Pomorskie – podpisano następne umowy w sprawie dofinansowania obrony cywilnej o ochrony ludności. System miejsc schronienia dopiero budujemy, ale wcześniej nikt o to nie zadbał… Najważniejsze jest też, żebyśmy wiedzieli jak się zachować w sytuacjach kryzysowych

Fot. Kazimierz Netka.

Gminy decydują gdzie mają powstać schrony, ale są też obszary, z których ludzie będą ewakuowani

86 lat od agresji ZSRS na Polskę, możemy się spodziewać kolejnego podobnego zdarzenia. Pomyśleć więc musimy o lepszej ochronie ludności, o wyposażeniu naszego wojska w nowoczesne uzbrojenie. I miejmy nadzieję, że niebo też będzie nam sprzyjać.

Ważne decyzje zapadły 17 września 2025 roku w województwie pomorskim. Podpisano tam umowy, dotyczące przekazania gminom pieniędzy na schrony oraz inne pomieszczenia i budynki służące ratowniczemu, zbiorowemu pobytowi ludzi w razie niebezpieczeństwa – na opis i ocenę ich stanu technicznego, czyli przydatności do użytku tych obiektów, a także na projektowanie nowych.

Fot.
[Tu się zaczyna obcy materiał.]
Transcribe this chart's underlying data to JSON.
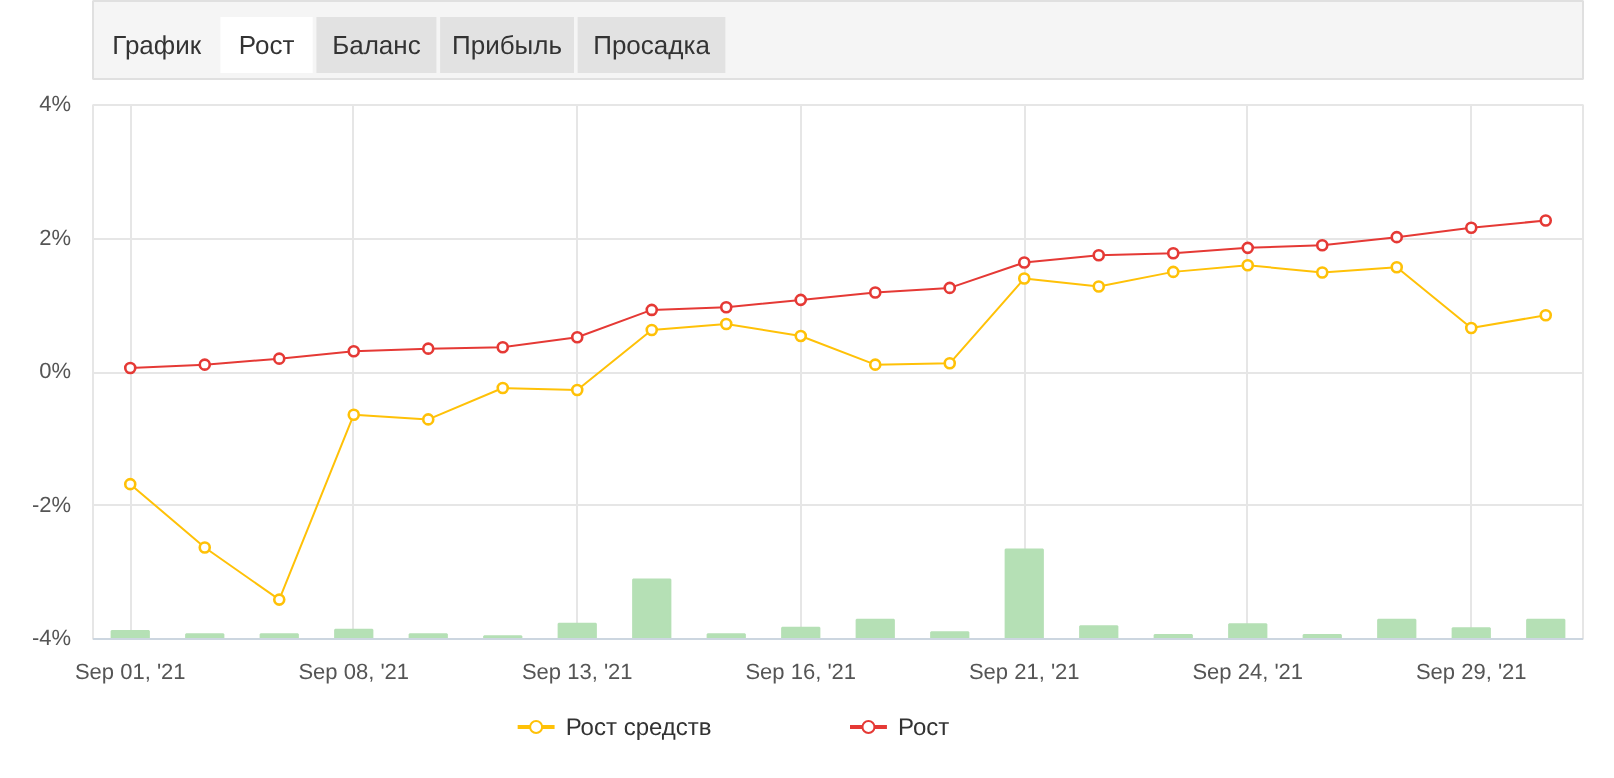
{
  "chart_data": {
    "type": "line",
    "annotations": [
      "График",
      "Рост",
      "Баланс",
      "Прибыль",
      "Просадка"
    ],
    "categories": [
      "Sep 01, '21",
      null,
      null,
      "Sep 08, '21",
      null,
      null,
      "Sep 13, '21",
      null,
      null,
      "Sep 16, '21",
      null,
      null,
      "Sep 21, '21",
      null,
      null,
      "Sep 24, '21",
      null,
      null,
      "Sep 29, '21",
      null
    ],
    "ylim": [
      -4,
      4
    ],
    "yticks": [
      {
        "value": -4,
        "label": "-4%"
      },
      {
        "value": -2,
        "label": "-2%"
      },
      {
        "value": 0,
        "label": "0%"
      },
      {
        "value": 2,
        "label": "2%"
      },
      {
        "value": 4,
        "label": "4%"
      }
    ],
    "grid": true,
    "legend": "bottom",
    "marker": "circle",
    "series": [
      {
        "type": "bar",
        "color": "#b5e0b5",
        "base": [
          -4,
          -4,
          -4,
          -4,
          -4,
          -4,
          -4,
          -4,
          -4,
          -4,
          -4,
          -4,
          -4,
          -4,
          -4,
          -4,
          -4,
          -4,
          -4,
          -4
        ],
        "values": [
          0.12,
          0.07,
          0.07,
          0.14,
          0.07,
          0.04,
          0.23,
          0.89,
          0.07,
          0.17,
          0.29,
          0.1,
          1.34,
          0.19,
          0.06,
          0.22,
          0.06,
          0.29,
          0.16,
          0.29
        ]
      },
      {
        "name": "Рост средств",
        "color": "#ffc107",
        "values": [
          -1.68,
          -2.63,
          -3.41,
          -0.64,
          -0.71,
          -0.24,
          -0.27,
          0.63,
          0.72,
          0.54,
          0.11,
          0.13,
          1.4,
          1.28,
          1.5,
          1.6,
          1.49,
          1.57,
          0.66,
          0.85
        ]
      },
      {
        "name": "Рост",
        "color": "#e53935",
        "values": [
          0.06,
          0.11,
          0.2,
          0.31,
          0.35,
          0.37,
          0.52,
          0.93,
          0.97,
          1.08,
          1.19,
          1.26,
          1.64,
          1.75,
          1.78,
          1.86,
          1.9,
          2.02,
          2.16,
          2.27
        ]
      }
    ]
  }
}
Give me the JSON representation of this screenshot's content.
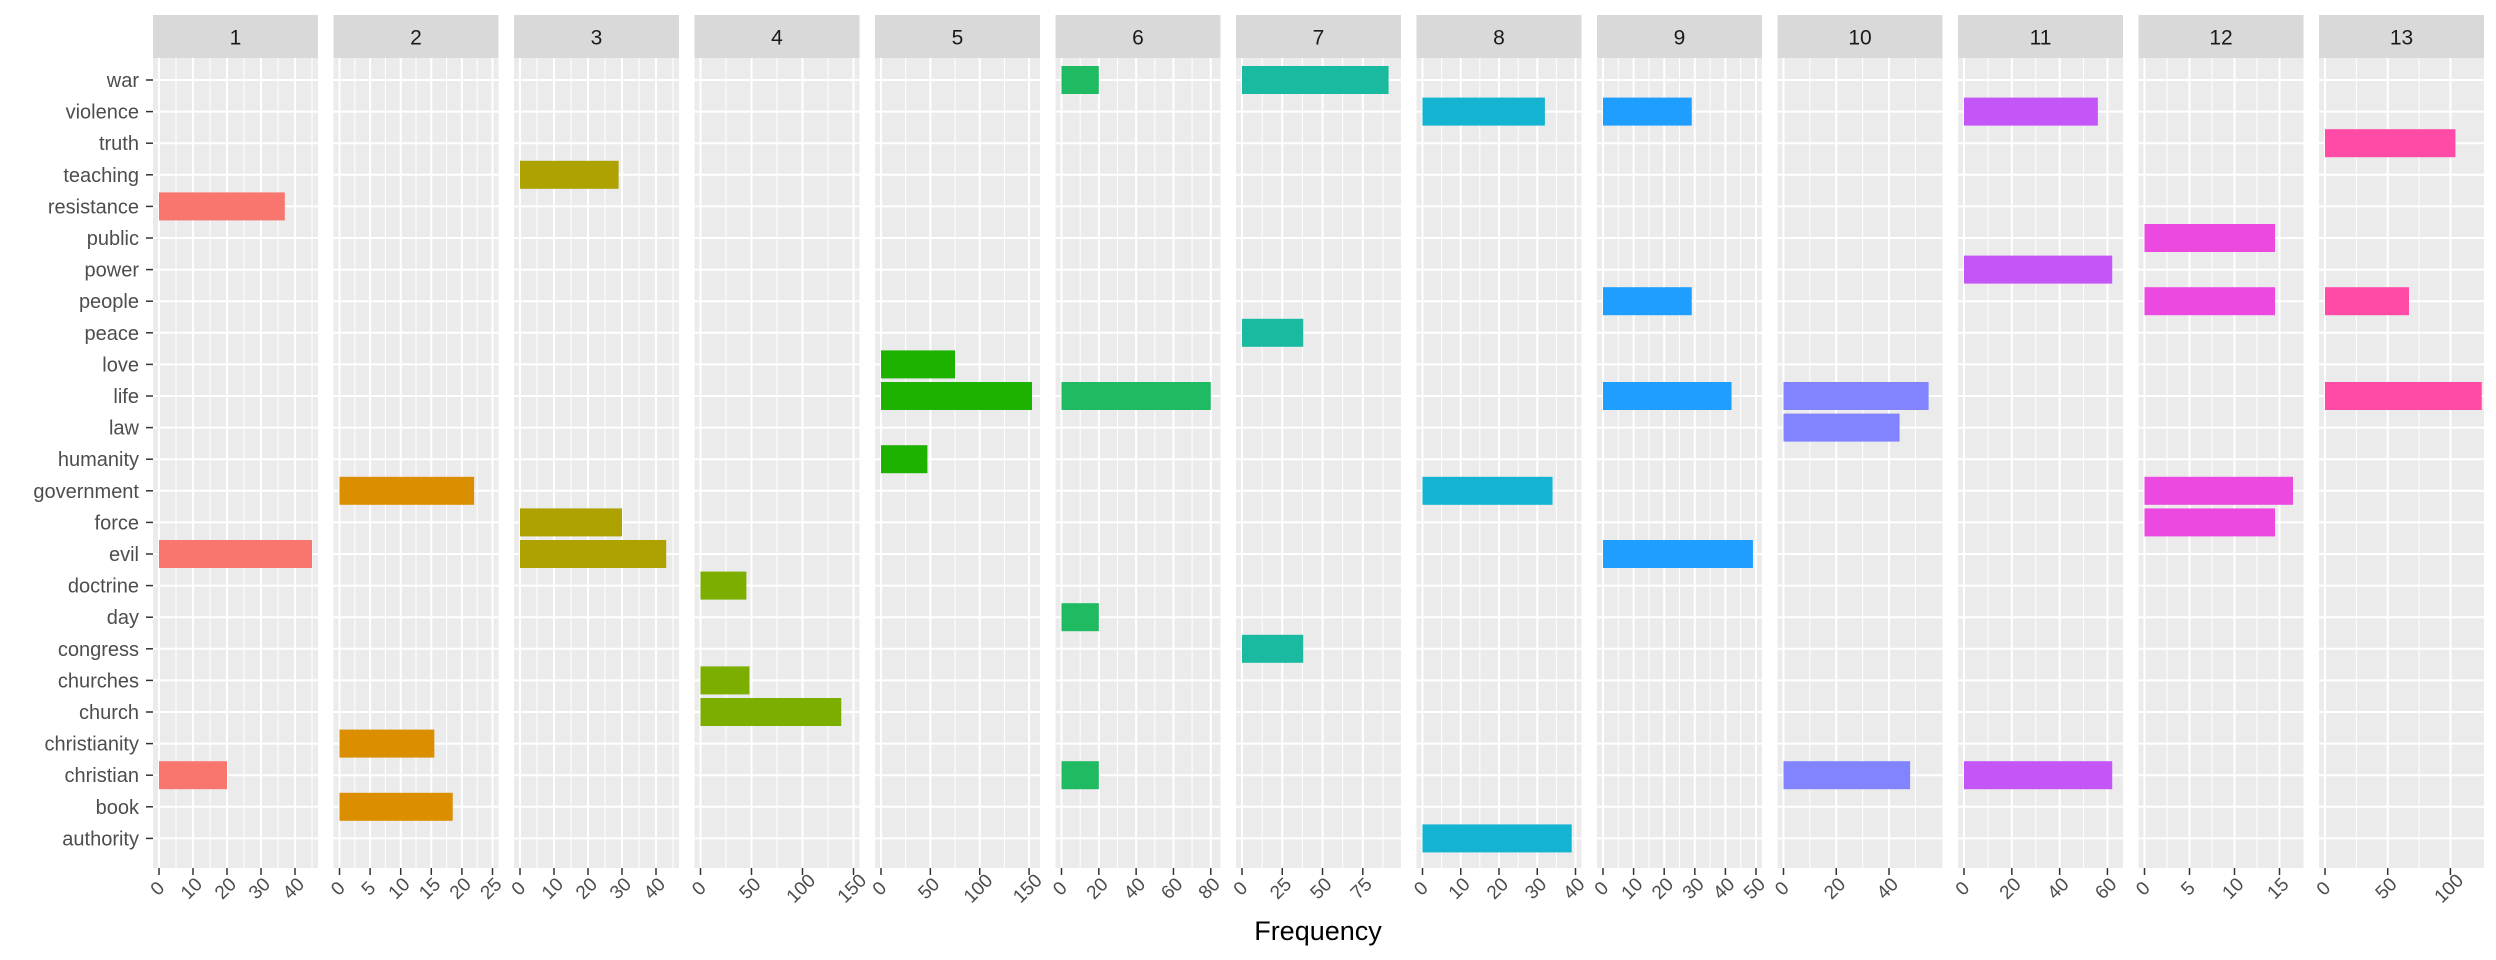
{
  "chart_data": {
    "type": "bar",
    "orientation": "horizontal",
    "facets": "wrap-by-group",
    "xlabel": "Frequency",
    "ylabel": "",
    "grid": true,
    "legend": "none",
    "panel_background": "#ebebeb",
    "strip_background": "#d9d9d9",
    "terms": [
      "authority",
      "book",
      "christian",
      "christianity",
      "church",
      "churches",
      "congress",
      "day",
      "doctrine",
      "evil",
      "force",
      "government",
      "humanity",
      "law",
      "life",
      "love",
      "peace",
      "people",
      "power",
      "public",
      "resistance",
      "teaching",
      "truth",
      "violence",
      "war"
    ],
    "panels": [
      {
        "label": "1",
        "color": "#F8766D",
        "xlim": [
          0,
          45
        ],
        "xticks": [
          0,
          10,
          20,
          30,
          40
        ],
        "tick_labels": [
          "0",
          "10",
          "20",
          "30",
          "40"
        ],
        "bars": [
          {
            "term": "resistance",
            "value": 37
          },
          {
            "term": "evil",
            "value": 45
          },
          {
            "term": "christian",
            "value": 20
          }
        ]
      },
      {
        "label": "2",
        "color": "#DB8E00",
        "xlim": [
          0,
          25
        ],
        "xticks": [
          0,
          5,
          10,
          15,
          20,
          25
        ],
        "tick_labels": [
          "0",
          "5",
          "10",
          "15",
          "20",
          "25"
        ],
        "bars": [
          {
            "term": "government",
            "value": 22
          },
          {
            "term": "christianity",
            "value": 15.5
          },
          {
            "term": "book",
            "value": 18.5
          }
        ]
      },
      {
        "label": "3",
        "color": "#AEA200",
        "xlim": [
          0,
          45
        ],
        "xticks": [
          0,
          10,
          20,
          30,
          40
        ],
        "tick_labels": [
          "0",
          "10",
          "20",
          "30",
          "40"
        ],
        "bars": [
          {
            "term": "teaching",
            "value": 29
          },
          {
            "term": "force",
            "value": 30
          },
          {
            "term": "evil",
            "value": 43
          }
        ]
      },
      {
        "label": "4",
        "color": "#64B200",
        "xlim": [
          0,
          150
        ],
        "xticks": [
          0,
          50,
          100,
          150
        ],
        "tick_labels": [
          "0",
          "50",
          "100",
          "150"
        ],
        "bars": [
          {
            "term": "doctrine",
            "value": 45
          },
          {
            "term": "churches",
            "value": 48
          },
          {
            "term": "church",
            "value": 138
          }
        ]
      },
      {
        "label": "5",
        "color": "#00BD5C",
        "xlim": [
          0,
          155
        ],
        "xticks": [
          0,
          50,
          100,
          150
        ],
        "tick_labels": [
          "0",
          "50",
          "100",
          "150"
        ],
        "bars": [
          {
            "term": "love",
            "value": 75
          },
          {
            "term": "life",
            "value": 153
          },
          {
            "term": "humanity",
            "value": 47
          }
        ]
      },
      {
        "label": "6",
        "color": "#00C1A7",
        "xlim": [
          0,
          82
        ],
        "xticks": [
          0,
          20,
          40,
          60,
          80
        ],
        "tick_labels": [
          "0",
          "20",
          "40",
          "60",
          "80"
        ],
        "bars": [
          {
            "term": "war",
            "value": 20
          },
          {
            "term": "life",
            "value": 80
          },
          {
            "term": "day",
            "value": 20
          },
          {
            "term": "christian",
            "value": 20
          }
        ]
      },
      {
        "label": "7",
        "color": "#00BADE",
        "xlim": [
          0,
          95
        ],
        "xticks": [
          0,
          25,
          50,
          75
        ],
        "tick_labels": [
          "0",
          "25",
          "50",
          "75"
        ],
        "bars": [
          {
            "term": "war",
            "value": 91
          },
          {
            "term": "peace",
            "value": 38
          },
          {
            "term": "congress",
            "value": 38
          }
        ]
      },
      {
        "label": "8",
        "color": "#00A6FF",
        "xlim": [
          0,
          40
        ],
        "xticks": [
          0,
          10,
          20,
          30,
          40
        ],
        "tick_labels": [
          "0",
          "10",
          "20",
          "30",
          "40"
        ],
        "bars": [
          {
            "term": "violence",
            "value": 32
          },
          {
            "term": "government",
            "value": 34
          },
          {
            "term": "authority",
            "value": 39
          }
        ]
      },
      {
        "label": "9",
        "color": "#B385FF",
        "xlim": [
          0,
          50
        ],
        "xticks": [
          0,
          10,
          20,
          30,
          40,
          50
        ],
        "tick_labels": [
          "0",
          "10",
          "20",
          "30",
          "40",
          "50"
        ],
        "bars": [
          {
            "term": "violence",
            "value": 29
          },
          {
            "term": "people",
            "value": 29
          },
          {
            "term": "life",
            "value": 42
          },
          {
            "term": "evil",
            "value": 49
          }
        ]
      },
      {
        "label": "10",
        "color": "#EF67EB",
        "xlim": [
          0,
          58
        ],
        "xticks": [
          0,
          20,
          40
        ],
        "tick_labels": [
          "0",
          "20",
          "40"
        ],
        "bars": [
          {
            "term": "life",
            "value": 55
          },
          {
            "term": "law",
            "value": 44
          },
          {
            "term": "christian",
            "value": 48
          }
        ]
      },
      {
        "label": "11",
        "color": "#FF63B6",
        "xlim": [
          0,
          64
        ],
        "xticks": [
          0,
          20,
          40,
          60
        ],
        "tick_labels": [
          "0",
          "20",
          "40",
          "60"
        ],
        "bars": [
          {
            "term": "violence",
            "value": 56
          },
          {
            "term": "power",
            "value": 62
          },
          {
            "term": "christian",
            "value": 62
          }
        ]
      },
      {
        "label": "12",
        "color": "#F8766D",
        "xlim": [
          0,
          17
        ],
        "xticks": [
          0,
          5,
          10,
          15
        ],
        "tick_labels": [
          "0",
          "5",
          "10",
          "15"
        ],
        "bars": [
          {
            "term": "public",
            "value": 14.5
          },
          {
            "term": "people",
            "value": 14.5
          },
          {
            "term": "government",
            "value": 16.5
          },
          {
            "term": "force",
            "value": 14.5
          }
        ]
      },
      {
        "label": "13",
        "color": "#FF63B6",
        "xlim": [
          0,
          122
        ],
        "xticks": [
          0,
          50,
          100
        ],
        "tick_labels": [
          "0",
          "50",
          "100"
        ],
        "bars": [
          {
            "term": "truth",
            "value": 104
          },
          {
            "term": "people",
            "value": 67
          },
          {
            "term": "life",
            "value": 125
          }
        ]
      }
    ],
    "palette": [
      "#F8766D",
      "#DB8E00",
      "#AEA200",
      "#7CAE00",
      "#1EB200",
      "#1FBA61",
      "#1ABAA0",
      "#14B3D1",
      "#1E9EFF",
      "#8183FF",
      "#C455F6",
      "#EB49E0",
      "#FF4BA6"
    ]
  }
}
Kazimierz Netka.

Mieliśmy przyjemność uczestniczyć w tym wydarzeniu, zorganizowanym właśnie pod… Niebem Polskim, w Urzędzie Marszałkowskim województwa pomorskiego, w byłym Gimnazjum Polskim w Wolnym Mieście Gdańsku, przy ul. Augustyńskiego 1.

Na temat konieczności lepszego zadbania o ochr9oine ludności i o obronę cywilną, mówili m.in. Beata Rutkiewicz – wojewoda pomorska, Magdalena Kołodziejczak – posłanka na Sejm RP, twórczyni i przewodnicząca Żuławskiego Zespołu Parlamentarnego, Emil Rojek – wicewojewoda pomorski; Łukasz Kobus, dyrektor Urzędu Miasta Gdyni; Jarosław Bach – wójt gminy Choczewo. Spotkanie prowadził Krystian Kłos – rzecznik prasowy Wojewody Pomorskiego. Przybyło kilkadziesiąt osób, w większości reprezentantów samorządów województwa pomorskiego.

Fot. Kazimierz Netka.

Przypomnijmy, ze pierwsze umowy dotyczące poprawy ochrony ludności i obrony cywilnej, podpisano 12 września 2025 roku w Komendzie Powiatowej Państwowej Straży Pożarnej. Drugie takie wydarzeni było 15 września w Trąbkach Wielkich, a trzecie – właśnie 17 września w 86. rocznicę napaści ZSRS na II Rzeczpospolitą Polską. Oto, co usłyszeliśmy podczas spotkania 17 września 2025 roku:

– Jesteśmy dzisiaj właściwie na takim drugim dużym spotkaniu, podczas którego będziemy podpisywać umowy dotyczące przekazania pieniędzy na ochronę ludności i obrony cywilnej – powiedziała Beata Rutkiewicz – wojewoda pomorska:

Fot. Kazimierz Netka.

– Przypomnę, że do województwa pomorskiego trafiły 284 miliony złotych właśnie na zadania związane z ochroną ludności. W tym roku – z przeznaczeniem szczególnie na trzy obszary czyli na HNS (wsparcie państwa-gospodarza – Host Nation Support), i te umowy już podpisaliśmy umowy z samorządowcami i te środki pójdą do Straży Pożarnych. Następny obszar to jest tak zwana logistyka czyli w większości środki te zasilą budżety jednostek samorządu terytorialnego – i to będziemy dzisiaj realizować, oraz trzeci obszar: szkolenie i edukacja. Dzisiaj podpisujemy umowy – na co szczególnie zwracają uwagę nasi mieszkańcy – czyli na inwestycje w miejsca ukrycia, schronienia, schrony oraz magazyny, Tak jak od początku mówimy, ten pierwszy rok pewnie również drugi rok obowiązywania Programu ochrony ludności (Program Ochrony Ludności i Obrony Cywilnej na lata 2025 – 2026) to jest czas kiedy szczególnie zwracamy uwagę na przeglądy tych obiektów, ale też wykonaniem dokumentacji projektowej. Same roboty budowlane jak wszyscy wiemy, muszą trochę zaczekać, ponieważ trzeba te dokumentacje projektowe przygotować aby można było wejść w teren i faktycznie realizować roboty budowlane, których efektem będzie powstanie miejsc ukrycia, schronienia czy też schronów.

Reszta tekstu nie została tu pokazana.